À medida que as situações se tornam mais complexas e amplas, entra em cena a “pseudoineficácia”: ficamos tão desanimados por não conseguirmos ajudar todos que acabamos não fazendo nada. Pequenas ações são abandonadas, mesmo que tenham impacto real — pois parecem insignificantes diante da necessidade imensa.
Ao mesmo tempo, nossa capacidade de sentir empatia diminui quanto mais pessoas são afetadas — um paradoxo conhecido como “entorpecimento psicológico”. Nosso cérebro reage mais ao sofrimento de poucos do que ao de muitos, explica Slovic. E, quanto mais o problema se arrasta, mais anestesiados ficamos.
Histórias de resgate como a da bebê Jessica ou do time tailandês geram enorme engajamento público porque envolvem poucas pessoas com as quais nos conectamos, têm duração limitada, desfecho definido e uma real chance de resolução.

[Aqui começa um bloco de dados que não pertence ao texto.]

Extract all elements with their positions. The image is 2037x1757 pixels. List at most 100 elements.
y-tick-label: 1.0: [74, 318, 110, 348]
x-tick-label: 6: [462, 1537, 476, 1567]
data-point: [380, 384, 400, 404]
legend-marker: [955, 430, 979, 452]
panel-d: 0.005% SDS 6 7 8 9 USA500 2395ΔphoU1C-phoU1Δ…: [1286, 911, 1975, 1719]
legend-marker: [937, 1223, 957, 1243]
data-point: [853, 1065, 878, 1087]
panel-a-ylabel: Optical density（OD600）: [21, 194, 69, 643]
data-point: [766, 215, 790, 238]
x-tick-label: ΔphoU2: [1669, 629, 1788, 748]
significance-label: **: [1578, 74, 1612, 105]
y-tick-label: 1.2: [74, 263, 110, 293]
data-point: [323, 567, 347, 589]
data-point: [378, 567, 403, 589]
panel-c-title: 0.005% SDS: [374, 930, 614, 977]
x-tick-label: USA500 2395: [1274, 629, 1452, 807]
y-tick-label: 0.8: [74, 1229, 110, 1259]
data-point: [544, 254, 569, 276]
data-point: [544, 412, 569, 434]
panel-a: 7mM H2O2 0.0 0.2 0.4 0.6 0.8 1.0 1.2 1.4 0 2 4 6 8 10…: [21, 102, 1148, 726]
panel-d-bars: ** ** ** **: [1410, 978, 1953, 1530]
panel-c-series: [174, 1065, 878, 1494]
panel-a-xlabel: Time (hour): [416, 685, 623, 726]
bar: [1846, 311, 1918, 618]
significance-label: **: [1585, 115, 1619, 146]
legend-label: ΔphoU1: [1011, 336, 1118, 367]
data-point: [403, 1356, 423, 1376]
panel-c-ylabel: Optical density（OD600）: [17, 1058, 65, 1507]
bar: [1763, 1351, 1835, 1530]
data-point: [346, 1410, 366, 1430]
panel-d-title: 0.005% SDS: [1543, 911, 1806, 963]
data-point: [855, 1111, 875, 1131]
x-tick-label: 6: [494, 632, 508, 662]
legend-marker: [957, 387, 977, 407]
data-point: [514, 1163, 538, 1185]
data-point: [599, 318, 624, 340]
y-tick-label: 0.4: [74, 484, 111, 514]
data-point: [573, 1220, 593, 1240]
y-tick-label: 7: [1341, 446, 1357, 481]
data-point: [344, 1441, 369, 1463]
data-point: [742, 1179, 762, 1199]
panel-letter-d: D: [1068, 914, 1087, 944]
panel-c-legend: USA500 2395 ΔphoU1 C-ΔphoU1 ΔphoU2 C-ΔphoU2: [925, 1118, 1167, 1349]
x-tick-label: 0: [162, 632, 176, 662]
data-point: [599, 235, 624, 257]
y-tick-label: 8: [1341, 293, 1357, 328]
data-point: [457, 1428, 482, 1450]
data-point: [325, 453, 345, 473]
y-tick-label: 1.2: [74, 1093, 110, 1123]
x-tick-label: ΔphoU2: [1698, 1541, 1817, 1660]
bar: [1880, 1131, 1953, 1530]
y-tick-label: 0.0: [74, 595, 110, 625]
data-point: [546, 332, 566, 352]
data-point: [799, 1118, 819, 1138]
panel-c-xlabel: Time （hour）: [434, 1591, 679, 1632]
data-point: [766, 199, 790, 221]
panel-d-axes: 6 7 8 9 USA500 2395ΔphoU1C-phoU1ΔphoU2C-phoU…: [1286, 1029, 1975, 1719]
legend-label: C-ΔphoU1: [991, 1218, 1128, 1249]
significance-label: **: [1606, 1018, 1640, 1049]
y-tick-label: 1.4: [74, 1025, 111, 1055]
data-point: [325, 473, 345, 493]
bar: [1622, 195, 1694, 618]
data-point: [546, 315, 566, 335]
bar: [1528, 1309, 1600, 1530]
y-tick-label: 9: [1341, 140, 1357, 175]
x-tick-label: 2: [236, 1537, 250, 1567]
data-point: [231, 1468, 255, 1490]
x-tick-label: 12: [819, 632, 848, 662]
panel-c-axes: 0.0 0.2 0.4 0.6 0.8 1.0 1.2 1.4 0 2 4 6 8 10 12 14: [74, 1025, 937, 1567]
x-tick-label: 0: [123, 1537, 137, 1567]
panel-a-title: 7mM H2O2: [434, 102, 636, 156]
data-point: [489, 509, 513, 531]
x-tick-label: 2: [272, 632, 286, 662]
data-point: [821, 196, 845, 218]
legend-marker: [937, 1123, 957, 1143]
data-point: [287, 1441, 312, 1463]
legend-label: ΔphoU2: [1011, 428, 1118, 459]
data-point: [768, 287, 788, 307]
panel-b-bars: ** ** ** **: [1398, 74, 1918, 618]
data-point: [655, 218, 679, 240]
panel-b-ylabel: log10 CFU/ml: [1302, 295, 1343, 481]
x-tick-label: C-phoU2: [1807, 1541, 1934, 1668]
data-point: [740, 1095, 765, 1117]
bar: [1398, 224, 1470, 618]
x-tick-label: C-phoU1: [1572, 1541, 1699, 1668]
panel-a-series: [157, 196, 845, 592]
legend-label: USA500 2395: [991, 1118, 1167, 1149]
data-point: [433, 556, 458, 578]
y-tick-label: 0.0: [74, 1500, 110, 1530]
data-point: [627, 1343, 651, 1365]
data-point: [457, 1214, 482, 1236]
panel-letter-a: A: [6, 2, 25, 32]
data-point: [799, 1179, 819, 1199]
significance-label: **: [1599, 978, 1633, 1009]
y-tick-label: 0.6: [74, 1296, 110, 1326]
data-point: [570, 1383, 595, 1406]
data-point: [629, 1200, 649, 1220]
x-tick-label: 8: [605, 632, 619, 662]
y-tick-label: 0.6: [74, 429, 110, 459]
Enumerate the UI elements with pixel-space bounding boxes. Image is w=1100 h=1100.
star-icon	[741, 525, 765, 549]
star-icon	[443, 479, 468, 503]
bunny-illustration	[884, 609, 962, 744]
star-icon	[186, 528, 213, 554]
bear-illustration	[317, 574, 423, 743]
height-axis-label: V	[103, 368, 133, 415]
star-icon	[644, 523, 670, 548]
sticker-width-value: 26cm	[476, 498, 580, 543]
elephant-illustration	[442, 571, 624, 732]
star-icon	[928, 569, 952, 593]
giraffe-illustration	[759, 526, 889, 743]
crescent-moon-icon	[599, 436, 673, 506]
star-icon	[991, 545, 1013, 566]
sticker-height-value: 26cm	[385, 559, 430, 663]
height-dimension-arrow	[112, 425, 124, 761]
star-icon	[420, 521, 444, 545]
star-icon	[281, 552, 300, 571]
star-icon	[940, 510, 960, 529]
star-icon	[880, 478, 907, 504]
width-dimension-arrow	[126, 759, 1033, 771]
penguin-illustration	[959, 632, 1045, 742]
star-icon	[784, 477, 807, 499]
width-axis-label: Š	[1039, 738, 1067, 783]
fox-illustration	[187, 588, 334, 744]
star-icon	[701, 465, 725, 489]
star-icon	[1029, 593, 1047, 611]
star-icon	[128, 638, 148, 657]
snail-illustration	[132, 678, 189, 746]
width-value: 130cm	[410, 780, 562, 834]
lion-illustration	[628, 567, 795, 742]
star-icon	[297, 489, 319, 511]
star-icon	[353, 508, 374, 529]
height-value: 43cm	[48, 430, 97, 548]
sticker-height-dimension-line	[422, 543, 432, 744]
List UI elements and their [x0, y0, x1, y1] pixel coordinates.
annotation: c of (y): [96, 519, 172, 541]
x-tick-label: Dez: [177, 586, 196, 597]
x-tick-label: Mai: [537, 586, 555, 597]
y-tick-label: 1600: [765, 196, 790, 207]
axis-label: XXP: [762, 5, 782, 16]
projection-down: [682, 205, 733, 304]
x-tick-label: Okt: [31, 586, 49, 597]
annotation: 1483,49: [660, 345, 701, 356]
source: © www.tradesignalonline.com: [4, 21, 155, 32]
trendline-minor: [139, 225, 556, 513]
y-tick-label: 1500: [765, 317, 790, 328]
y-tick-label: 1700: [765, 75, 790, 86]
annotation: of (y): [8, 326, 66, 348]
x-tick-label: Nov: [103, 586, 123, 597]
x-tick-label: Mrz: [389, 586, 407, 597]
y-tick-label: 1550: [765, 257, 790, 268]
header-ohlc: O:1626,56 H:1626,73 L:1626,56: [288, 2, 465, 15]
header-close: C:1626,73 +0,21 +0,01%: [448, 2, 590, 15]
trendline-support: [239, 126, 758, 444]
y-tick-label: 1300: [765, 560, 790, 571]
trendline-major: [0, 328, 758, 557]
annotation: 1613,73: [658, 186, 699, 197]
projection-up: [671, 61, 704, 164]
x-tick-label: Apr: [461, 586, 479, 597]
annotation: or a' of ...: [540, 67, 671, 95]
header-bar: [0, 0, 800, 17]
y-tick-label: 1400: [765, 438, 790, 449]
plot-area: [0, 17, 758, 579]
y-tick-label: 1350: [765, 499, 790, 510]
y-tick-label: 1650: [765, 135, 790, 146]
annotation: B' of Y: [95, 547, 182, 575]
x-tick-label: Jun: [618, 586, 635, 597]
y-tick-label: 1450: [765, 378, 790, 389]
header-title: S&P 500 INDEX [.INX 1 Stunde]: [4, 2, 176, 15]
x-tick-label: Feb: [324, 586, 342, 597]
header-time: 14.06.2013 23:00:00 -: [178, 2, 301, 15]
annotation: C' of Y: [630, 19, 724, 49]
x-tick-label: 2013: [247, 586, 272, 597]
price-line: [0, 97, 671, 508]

O fim trágico do Titan reunia todos esses elementos para mobilizar nossa empatia: cinco rostos, um cronômetro, definição clara de sucesso e a sensação de esperança.
Mas essa não é a única lição que a pesquisa de Slovic oferece sobre o Titan. Tudo o que levou àquela implosão dramática reflete as tragédias lentas que ignoramos diariamente. Pessoas viram o perigo, mas ficaram caladas, se omitiram — ou foram afastadas. O risco, gradualmente, foi sendo tolerado, normalizado, racionalizado, até tornar-se irreversível.
Nesse sentido, a OceanGate não é uma exceção. É um espelho.
Vivemos cercados por tragédias em câmera lenta: mudanças climáticas, pobreza sistêmica, crises de saúde pública. Vemos os dados. Ouvimos os alertas. Mas a ação demora — quando vem — porque é difícil manter a urgência diante de colapsos que não acontecem de uma vez só.
É por isso que o Titan ainda nos prende. Não apenas por ser uma história de risco extremo e morte evitável, mas porque reflete algo desconfortavelmente familiar. A OceanGate pode ter desaparecido, mas os sistemas que a condenaram continuam entre nós.